Bones of Faerie
- Author: Janni Lee Simner
- Publisher: Random House Books for Young Readers
- Publication date: January 27, 2009
- ISBN: 978-0-375-84563-5
- Followed by: Faerie Winter (2011)

= Bones of Faerie =

2003 young adult fantasy novel by Janni Lee Simner

Bones of Faerie is a 2009 young adult fantasy novel by American author Janni Lee Simner. It is about a girl named Liza, who lives in a post-apocalyptic world where a war between faerie and humans has left behind a devastated planet. What humans are left fear the effects of the Faeries power so much that they will kill anyone touched by magic.

== Plot summary ==
The war between humanity and Faerie devastated both sides. Nothing has been seen or heard from Faerie since, but in the human world, some magic remains embedded in nature. Corn resists being harvested; dandelions have thorns. Trees terrorize villagers, and the town where Liza lives is surrounded by a forest that seems alive and will kill anyone who goes near. But Liza believes her father can protect their town. He does so by electing himself town leader and laying down strict rules, the most important being that any trace of magic must be destroyed, no matter where it is found.

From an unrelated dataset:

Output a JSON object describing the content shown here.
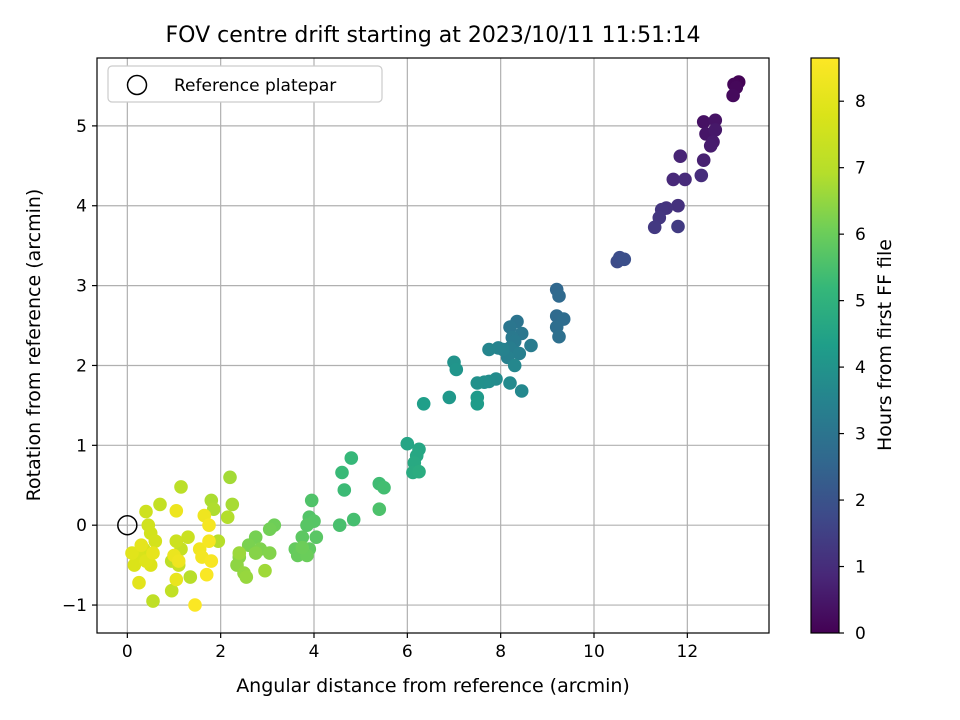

Then Liza's sister is born with faerie magic, and Liza's father leaves the baby on a hillside to die. Later, when her mother runs away into the forest, leaving Liza with her abusive father. Liza then discovers she has the faerie ability to see into the past, and into the future, she must flee. With a magic shadow following her and an unwanted companion, she will try to journey to the Faerie world.

==Reception==
Bones of Faerie was on the Spring 2009 Children's Indie Next List, and was a 2010 Best Books For Young Adults nominee, and a Popular Paperbacks for Young Adults nominee.

==Sequels==
Bones of Faerie is the first book in a trilogy. The second book, Faerie Winter, was published April 5, 2011. The third and final book of the trilogy, Faerie After, was released May 28, 2013.